When he finally reached me, he looked into the cauldron assessing.

"Mister Samuel. You added the juice of one leech or three. " - looking at me escalating the situation as if I was guilty. But this will not work with me, and with a smile I calmly answered.

"Four professors, as you wrote in the sixteenth paragraph of the instruction."

With a nod, he pulled out his wand and waved, taking the potion. Technically the ingredients are his so it's entirely his discretion. I would have done the same and would not throw away good potions, but use them. This is what we call efficiency.

However, Snape did not go to the next table and gave me a curious quick glance. Even though my glasses protected me from legitimation through my eyes, I still felt it. Unlike Dumbledore's massive attack, which I barely discerned since I had only been practicing for two days, this one I could definitely recognize and defend against.

"Something is wrong?" I asked him in a calm voice.

"Clear your desk after you when I have tested your potion." - as if not noticing my question, he went on without even showing a single emotion.

"Damn Sam, how did you make the potion like that?" - Richard, my deskmate admired.

"According to the instructions." - I answered shortly and proceeded to quickly clear the table to leave the classroom. In my head, I was still wondering why Snape wanted to get into my head. As a Legiliment, I understand temptation very well.

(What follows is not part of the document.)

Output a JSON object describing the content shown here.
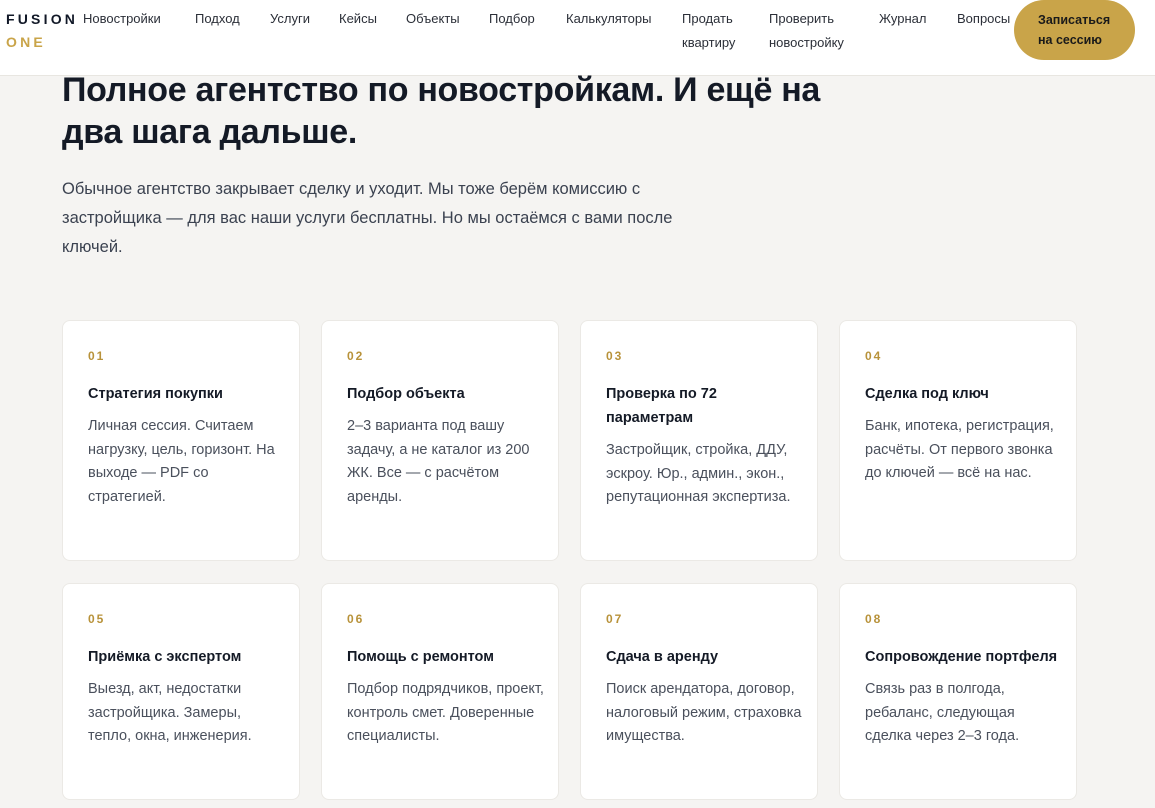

After all, I practiced on foreign books and partly began to understand the essence behind such incidents. That's why I have glasses. They simultaneously protect me and others from my curiosity. I can't do anything right now against this attack except for defending myself, but with time I will make him wig his tale. He can be a very valuable pawn.

The lesson ended and after flying out of the office with tons of homework, I opened the paper with a list of classrooms and went to the next lesson.